POEM OF THE MONTH

January

Beginnings

Pelicans by Janet Turner (1951)

Katie Manning

At the Bird Rehab Facility in Vermont

The songbirds are declining

like credit cards. The woman

stating facts in the aviary

reminds me that mourning

doves make milk, secreting

the liquid from their throats

for their young. The cardinal

mom divebombs us twice, 

then returns to nest building

like nothing happened, but 

my heart is still flinching fast.

The barn owl’s face looks

wood-carved, like we could

chop down an oak and find

this face among the rings. 

Her name is St. Louis. All 

of the birds here are named

for their places of origin.

The red-tailed hawk is 26-

years-old. I don’t remember 

his name, where he’s from—

but I smile when I realize

that in this place, I am

Phoenix, also bird, and as

all the birds here know, 

we’re never just the same 

when we put our hollow 

bones together again, but 

who ever said we wanted

to rise back up unchanged.

Katie Manning is a poet, professor, and parent, but not necessarily in that order.
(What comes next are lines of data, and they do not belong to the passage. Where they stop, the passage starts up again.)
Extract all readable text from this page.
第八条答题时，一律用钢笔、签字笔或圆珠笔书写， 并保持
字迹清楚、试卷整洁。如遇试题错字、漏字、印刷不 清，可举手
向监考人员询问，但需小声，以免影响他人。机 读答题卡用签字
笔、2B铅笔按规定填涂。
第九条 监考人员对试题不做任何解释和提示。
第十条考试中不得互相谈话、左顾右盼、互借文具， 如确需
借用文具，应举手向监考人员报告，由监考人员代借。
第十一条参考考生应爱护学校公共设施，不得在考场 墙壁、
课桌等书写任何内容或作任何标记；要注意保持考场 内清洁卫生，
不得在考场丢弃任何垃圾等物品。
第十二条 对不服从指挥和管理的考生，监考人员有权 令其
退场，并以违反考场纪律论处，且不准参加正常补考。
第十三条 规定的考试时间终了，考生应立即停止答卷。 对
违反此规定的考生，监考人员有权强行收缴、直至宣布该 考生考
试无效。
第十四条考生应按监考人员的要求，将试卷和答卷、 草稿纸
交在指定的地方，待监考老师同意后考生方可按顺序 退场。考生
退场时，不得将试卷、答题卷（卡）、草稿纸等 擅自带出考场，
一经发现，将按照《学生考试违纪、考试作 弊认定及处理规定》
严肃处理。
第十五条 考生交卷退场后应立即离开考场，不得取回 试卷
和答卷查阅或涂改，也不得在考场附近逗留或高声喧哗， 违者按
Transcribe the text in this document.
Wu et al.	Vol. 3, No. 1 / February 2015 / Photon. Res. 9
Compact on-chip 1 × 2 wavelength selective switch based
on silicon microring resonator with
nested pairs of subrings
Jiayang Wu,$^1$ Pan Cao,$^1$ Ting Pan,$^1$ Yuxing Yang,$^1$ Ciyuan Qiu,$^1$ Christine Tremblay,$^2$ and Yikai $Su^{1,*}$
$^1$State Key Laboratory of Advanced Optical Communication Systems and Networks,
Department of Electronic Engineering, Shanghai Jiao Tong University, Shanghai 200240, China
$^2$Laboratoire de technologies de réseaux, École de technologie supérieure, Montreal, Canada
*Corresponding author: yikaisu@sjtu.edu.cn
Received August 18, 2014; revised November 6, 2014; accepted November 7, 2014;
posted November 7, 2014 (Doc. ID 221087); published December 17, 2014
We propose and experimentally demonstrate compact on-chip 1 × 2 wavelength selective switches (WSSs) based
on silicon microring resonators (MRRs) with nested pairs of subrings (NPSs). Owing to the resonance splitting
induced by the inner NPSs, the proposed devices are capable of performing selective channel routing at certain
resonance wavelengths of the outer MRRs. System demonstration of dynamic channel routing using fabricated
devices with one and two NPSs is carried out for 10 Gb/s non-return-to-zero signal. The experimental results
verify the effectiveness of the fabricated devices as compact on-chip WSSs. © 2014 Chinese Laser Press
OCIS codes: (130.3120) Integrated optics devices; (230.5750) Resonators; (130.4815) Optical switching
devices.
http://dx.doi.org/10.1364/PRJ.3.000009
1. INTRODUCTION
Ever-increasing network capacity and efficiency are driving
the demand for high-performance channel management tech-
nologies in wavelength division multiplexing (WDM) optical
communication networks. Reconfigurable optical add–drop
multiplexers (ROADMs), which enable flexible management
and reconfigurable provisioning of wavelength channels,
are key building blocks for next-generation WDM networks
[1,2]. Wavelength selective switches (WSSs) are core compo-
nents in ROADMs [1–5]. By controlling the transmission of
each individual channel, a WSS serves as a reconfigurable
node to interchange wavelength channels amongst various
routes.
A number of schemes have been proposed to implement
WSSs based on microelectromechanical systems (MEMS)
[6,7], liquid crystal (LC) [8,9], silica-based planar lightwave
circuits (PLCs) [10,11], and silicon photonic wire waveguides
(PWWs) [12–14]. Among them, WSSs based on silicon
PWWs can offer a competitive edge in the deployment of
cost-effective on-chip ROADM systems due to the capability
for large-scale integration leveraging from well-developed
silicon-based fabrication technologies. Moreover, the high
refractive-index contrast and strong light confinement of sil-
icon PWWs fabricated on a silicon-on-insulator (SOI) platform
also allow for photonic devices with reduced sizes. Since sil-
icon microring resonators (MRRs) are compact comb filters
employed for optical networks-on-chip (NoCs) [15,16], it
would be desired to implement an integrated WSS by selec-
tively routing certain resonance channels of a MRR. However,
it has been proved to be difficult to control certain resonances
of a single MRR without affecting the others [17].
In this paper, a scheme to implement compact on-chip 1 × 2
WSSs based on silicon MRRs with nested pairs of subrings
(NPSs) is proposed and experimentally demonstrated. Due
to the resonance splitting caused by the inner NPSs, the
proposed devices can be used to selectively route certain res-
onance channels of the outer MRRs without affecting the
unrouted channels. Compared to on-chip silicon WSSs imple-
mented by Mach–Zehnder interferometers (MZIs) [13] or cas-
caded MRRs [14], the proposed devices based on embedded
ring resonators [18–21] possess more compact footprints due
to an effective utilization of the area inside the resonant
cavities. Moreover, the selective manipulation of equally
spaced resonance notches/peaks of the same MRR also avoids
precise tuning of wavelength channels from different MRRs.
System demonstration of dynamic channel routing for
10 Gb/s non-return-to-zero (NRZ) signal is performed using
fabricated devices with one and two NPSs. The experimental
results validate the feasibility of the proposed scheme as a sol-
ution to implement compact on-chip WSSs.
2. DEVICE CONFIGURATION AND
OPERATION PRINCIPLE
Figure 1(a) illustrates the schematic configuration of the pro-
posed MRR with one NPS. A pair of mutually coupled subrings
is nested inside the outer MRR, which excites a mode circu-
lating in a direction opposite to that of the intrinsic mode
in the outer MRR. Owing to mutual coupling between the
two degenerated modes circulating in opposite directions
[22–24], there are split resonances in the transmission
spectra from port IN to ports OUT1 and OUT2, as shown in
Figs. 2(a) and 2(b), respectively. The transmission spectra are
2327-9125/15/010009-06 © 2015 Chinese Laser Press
She's the founding editor of Whale Road Review and the author of eight poetry collections, including Tasty Other, which won the Main Street Rag Poetry Book Award. Her writing has been featured on Poetry Unbound, Tangle News, Verse Daily, and many other venues.

Contributor’s Note

Two summers ago, I went to Poet Camp, a week-long gathering hosted by Sarah Ann Winn. We read Emily Dickinson, visited sites related to her, wrote a lot, drank so much tea, and played Ransom Notes each evening. It was heavenly. One of the places we visited was VINS Nature Center, and this is one of those rare poems that I started drafting immediately after the experience. (In bread terms, my poems usually have a longer rising time!) During the act of drafting, I had no idea where this poem was going, and it kept surprising me. Now it’s become a poem that I think of often, and the last lines especially feel like a pep talk from my past self.

Katie Manning
Editor’s Note

We received over 800 poems for this month’s theme — Beginning — a record number of submissions, and Katie Manning’s “At the Bird Rehab Facility in Vermont” rose quickly to the top. I love how the poem moves through fact and feeling with confidence. Mourning doves make milk. Birds are named for where they came from. A cardinal divebombs, then goes back to building. These details accumulate gently, and then — almost without warning — the poem turns toward the self: “In this place, I am / Phoenix”. I love a poem that surprises itself. Katie wrote in her contributor’s note that she had no idea where this one was heading while drafting it, and you can feel that openness in the lines. The ending—“who ever said we wanted / to rise back up unchanged”—isn’t really a question, is it? Beginning again doesn’t mean returning to who we were. The speaker rises altered, attentive, aware that repair changes us.